Learning Not Lonely
When Warsash U3A sprang into existence in January 2016 little did we know that we would reach 200 members before our third birthday! We now have over 30 Interest Groups offering educational, recreational and leisure activities to the retired community. So, what’s the secret of our success?
A major new report by the Third Age Trust, the national body to which more than 1,000 local U3As are affiliated, looks at the remarkable growth of the movement and the benefits of membership. Informal, voluntary and largely self-funded, U3As provide undoubted benefits for the physical and mental health of members. Its relative low cost makes it accessible to people of all income levels.
The report, Learning Not Lonely, combines a compilation of members’ testimonies with a round-up of relevant research. A survey of about 800 U3A members found that more than 90% of those who felt positive about their involvement thought “making new friendships and feeling supported” was a key benefit. Other benefits mentioned include learning new skills (84%); feeling healthier (55%); becoming engaged with the community (50%); managing life changes like retirement, illness and bereavement (50%); and building confidence (59%).
“My friends kept asking me, so I joined it and haven’t looked back. It filled my life”.
Some members had surprised themselves by gaining confidence through taking part. One person spoke of the danger of living in the past when you retire, and how participating in the U3A offers a new future.
“There was a time when I didn’t want to go outside, and then when I was out it took a lot to get back in again. I found coming to U3A I met people who had been in the same situation or worse and shared experiences”.
Preventing loneliness as a result of a bereavement or moving to a new area was highlighted in the report.
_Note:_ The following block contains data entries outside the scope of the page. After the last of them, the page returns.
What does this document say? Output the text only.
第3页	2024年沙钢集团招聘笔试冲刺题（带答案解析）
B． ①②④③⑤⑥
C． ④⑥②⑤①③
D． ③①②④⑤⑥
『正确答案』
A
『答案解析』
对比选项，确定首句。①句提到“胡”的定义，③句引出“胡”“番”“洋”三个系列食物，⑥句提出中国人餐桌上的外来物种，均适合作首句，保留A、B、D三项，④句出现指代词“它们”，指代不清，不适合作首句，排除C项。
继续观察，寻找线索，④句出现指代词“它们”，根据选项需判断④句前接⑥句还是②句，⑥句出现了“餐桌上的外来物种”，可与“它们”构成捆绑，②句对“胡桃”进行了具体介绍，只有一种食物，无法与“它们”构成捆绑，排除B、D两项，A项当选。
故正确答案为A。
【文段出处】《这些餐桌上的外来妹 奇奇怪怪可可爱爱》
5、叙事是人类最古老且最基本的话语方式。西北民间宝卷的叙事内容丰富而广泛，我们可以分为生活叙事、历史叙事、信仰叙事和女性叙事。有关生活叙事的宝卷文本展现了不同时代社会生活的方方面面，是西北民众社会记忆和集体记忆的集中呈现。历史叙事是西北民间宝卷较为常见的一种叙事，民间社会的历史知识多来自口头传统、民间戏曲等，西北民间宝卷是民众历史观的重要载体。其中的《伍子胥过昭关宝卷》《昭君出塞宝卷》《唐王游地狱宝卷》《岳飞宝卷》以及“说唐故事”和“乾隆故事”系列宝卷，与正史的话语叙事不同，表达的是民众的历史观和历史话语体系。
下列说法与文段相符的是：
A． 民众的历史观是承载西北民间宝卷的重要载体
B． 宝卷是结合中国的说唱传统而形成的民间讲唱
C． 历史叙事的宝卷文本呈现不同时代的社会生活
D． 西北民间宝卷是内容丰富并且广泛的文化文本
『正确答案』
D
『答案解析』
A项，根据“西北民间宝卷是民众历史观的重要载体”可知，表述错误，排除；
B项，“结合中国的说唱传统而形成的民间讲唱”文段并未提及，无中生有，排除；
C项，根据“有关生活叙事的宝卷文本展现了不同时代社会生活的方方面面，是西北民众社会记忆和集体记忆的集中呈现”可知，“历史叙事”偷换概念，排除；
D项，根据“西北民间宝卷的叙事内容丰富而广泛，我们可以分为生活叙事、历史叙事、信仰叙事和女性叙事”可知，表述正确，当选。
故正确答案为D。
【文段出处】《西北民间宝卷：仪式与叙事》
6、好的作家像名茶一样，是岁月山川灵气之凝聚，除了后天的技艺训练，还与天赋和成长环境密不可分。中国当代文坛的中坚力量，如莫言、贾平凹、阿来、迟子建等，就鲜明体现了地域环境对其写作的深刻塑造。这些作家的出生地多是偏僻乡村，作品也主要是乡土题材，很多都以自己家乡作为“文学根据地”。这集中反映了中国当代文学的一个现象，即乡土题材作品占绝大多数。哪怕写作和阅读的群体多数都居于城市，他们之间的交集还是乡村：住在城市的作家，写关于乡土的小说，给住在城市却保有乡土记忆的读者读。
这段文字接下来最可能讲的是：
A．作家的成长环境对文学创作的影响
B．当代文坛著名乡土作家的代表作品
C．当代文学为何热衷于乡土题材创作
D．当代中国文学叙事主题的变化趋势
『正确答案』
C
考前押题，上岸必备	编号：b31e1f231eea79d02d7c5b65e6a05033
A common driver to move in later life was to be closer to family members, but this also often resulted in losing regular contact with friends from their previous area of residence.
“Four years ago, I moved to a new area and decided to join a few groups to get to know people, the U3A offered the most and now takes up most of my time”
There was also a theme highlighting very specific health benefits. For example, the impacts on people recovering from serious illness (such as cancer or depression) were improved feelings of wellbeing, support and confidence, because they had been encouraged to share their skills. The beneficial impact of learning new skills was evident. Learning in U3A is provided by its members and shared amongst the members of the group which means that participants enjoyed learning. The opportunity afforded by retirement to take time to enjoy learning and, especially, learning for its own sake was valued.
“Being part of the group makes me happy… learning and interacting with others gives me a lot of satisfaction.”
“I always liked photography but it was difficult while working. Now I can learn photography with like-minded people. Whether a beginner or very competent, you can learn together”.
“There is a general perception that U3A makes life worth living”.